Jika diangkat, setiap Hakim Konstitusi tidak boleh merangkap jabatan di
lembaga-lembaga kenegaraan lainnya, atau bebas dari pengaruh orang atau
organisasi di luar MK.
Di Konstitusi Korea
Selatan, MK diatur dalam Konstitusinya, yaitu pada Pasal 107 dan dalam Bab VI
yang berisi tiga pasal, yaitu Pasal 111, Pasal 112, dan Pasal 113. Menurut
ketentuan Pasal 111 ayat (2), jumlah anggotanya 9 orang. Pasal 111 (2), (3),
dan (4) menentukan: (2) MK terdiri atas 9 orang anggota yang memenuhi syarat
sebagai hakim dan diangkat oleh Presiden (The Constitutional Court is
composed of nine adjudicators qualified to be court judges, and they are
appointed by the President); (3) Di antara Hakim Konstitusi tersebut pada
ayat (2), tiga orang berasal dari orang yang dipilih oleh Majelis Nasional, dan
tiga orang diangkat dari orang yang dicalonkan oleh Ketua MA (Among the
adjudicators referred to in Paragraph (2), three are appointed from persons
selected by the National Assembly, and three appointed from persons nominated
by the Chief Justice); (4) Ketua MK diangkat oleh Presiden dari anggota MK
dengan persetujuan Majelis Nasional (The head of the Constitutional Court is
appointed by the President from among the adjudicators with the consent of the
National Assembly).
Masa jabatan
kesembilan anggota MK itu ditentukan dalam Pasal 112 ayat (1) untuk 6 tahun dan
dapat diangkat kembali sesuai ketentuan UU (The term of office of the
adjudicators of the Constitutional Court is six years, and they may be
reappointed under the conditions as prescribed by law). Dalam ayat (2)

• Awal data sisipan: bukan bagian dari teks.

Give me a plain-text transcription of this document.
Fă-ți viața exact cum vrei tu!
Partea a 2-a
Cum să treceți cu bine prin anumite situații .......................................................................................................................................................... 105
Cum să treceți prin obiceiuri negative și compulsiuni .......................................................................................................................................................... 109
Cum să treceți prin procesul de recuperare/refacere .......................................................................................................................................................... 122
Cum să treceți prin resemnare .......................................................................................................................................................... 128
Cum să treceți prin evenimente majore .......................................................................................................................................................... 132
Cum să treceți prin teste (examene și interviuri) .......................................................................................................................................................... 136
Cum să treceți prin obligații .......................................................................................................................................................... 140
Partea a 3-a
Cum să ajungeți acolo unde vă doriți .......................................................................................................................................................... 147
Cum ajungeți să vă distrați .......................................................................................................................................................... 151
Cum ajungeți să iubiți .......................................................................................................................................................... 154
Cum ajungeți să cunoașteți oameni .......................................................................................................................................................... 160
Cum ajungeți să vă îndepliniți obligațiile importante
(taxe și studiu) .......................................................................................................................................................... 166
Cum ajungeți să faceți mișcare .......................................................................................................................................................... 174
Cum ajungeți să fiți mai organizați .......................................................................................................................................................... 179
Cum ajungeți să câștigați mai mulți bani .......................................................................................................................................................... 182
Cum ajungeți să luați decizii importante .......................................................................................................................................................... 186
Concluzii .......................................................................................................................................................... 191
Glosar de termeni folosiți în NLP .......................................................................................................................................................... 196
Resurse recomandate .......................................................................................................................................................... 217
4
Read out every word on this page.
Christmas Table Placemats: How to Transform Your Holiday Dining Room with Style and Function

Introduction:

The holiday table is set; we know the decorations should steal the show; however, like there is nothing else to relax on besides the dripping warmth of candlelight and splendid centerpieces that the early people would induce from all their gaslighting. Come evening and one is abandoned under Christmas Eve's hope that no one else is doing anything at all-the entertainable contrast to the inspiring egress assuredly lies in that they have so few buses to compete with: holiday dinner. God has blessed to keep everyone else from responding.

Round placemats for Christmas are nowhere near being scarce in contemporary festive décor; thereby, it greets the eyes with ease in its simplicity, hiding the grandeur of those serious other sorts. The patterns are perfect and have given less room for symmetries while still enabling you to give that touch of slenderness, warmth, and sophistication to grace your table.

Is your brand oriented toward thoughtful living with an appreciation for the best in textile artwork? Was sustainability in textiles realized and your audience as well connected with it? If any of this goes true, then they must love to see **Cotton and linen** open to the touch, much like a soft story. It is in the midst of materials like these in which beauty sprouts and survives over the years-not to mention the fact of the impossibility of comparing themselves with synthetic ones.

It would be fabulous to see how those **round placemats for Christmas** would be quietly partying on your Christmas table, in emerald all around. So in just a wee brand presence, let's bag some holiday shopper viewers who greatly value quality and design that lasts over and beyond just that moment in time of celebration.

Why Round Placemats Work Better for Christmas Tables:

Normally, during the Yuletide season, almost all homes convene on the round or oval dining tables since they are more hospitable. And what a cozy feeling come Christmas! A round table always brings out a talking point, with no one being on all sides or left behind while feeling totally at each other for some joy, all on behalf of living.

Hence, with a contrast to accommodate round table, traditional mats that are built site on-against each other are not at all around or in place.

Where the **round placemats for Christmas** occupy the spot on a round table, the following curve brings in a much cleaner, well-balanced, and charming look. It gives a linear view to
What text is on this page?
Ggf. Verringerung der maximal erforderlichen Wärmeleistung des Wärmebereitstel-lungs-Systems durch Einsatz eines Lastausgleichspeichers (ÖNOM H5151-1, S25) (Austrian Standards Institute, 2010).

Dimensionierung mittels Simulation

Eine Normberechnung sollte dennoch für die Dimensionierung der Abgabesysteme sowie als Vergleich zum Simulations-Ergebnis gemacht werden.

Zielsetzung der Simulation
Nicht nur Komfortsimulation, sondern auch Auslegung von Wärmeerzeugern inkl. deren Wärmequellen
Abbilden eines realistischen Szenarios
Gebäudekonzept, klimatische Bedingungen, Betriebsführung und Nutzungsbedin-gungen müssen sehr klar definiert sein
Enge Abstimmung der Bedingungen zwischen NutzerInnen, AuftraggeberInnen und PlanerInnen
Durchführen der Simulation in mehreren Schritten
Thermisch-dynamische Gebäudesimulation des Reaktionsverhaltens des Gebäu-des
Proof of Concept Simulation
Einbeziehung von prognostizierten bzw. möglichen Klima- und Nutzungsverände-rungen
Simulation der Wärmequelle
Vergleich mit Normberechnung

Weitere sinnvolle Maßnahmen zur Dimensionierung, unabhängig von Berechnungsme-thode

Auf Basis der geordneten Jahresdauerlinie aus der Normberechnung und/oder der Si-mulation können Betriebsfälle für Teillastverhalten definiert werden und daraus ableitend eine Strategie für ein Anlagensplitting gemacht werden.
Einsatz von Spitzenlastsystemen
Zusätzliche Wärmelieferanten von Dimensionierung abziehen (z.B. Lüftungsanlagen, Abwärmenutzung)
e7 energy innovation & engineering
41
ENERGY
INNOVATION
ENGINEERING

dinyatakan: “The adjudicators of the Constitutional Court may not join any
political party nor participate in political activities”. Selanjutnya dalam
ayat (3)-nya dinyatakan: “No adjudicator of the Constitutional Court can be
expelled from office except by impeachment or a sentence of imprisonment or
heavier punishment”.
Dari contoh-contoh
kasus di Afrika Selatan, Czech (Cheko), Lithuania, dan Korea Selatan tersebut
di atas, dapat disimpulkan bahwa di lingkungan negara-negara yang berubah ke
arah demokrasi pada dasawarsa terakhir abad ke-20, pada umumnya mengadopsi
gagasan pembentukan MK seperti yang telah lama berkembang di beberapa negara
demokrasi konstitusional di Eropa. Jumlah anggotanya berkisar antara 9 sampai
15 orang. Di Korea Selatan dan Lithuanian 9 orang, Afrika Selatan 11 orang,
Cheko (Czech) 15 orang. Masa jabatannya juga bervariasi. Di Afrika Selatan 12
tahun maksimum berusia 70 tahun, di Korea Selatan 6 tahun dan sesudahnya dapat
diangkat lagi, dan Lithuania maksimum 9 tahun dengan pergantian setiap 3 tahun,
dan di Cheko 10 tahun dan sesudahnya dapat diangkat lagi tanpa pembatasan.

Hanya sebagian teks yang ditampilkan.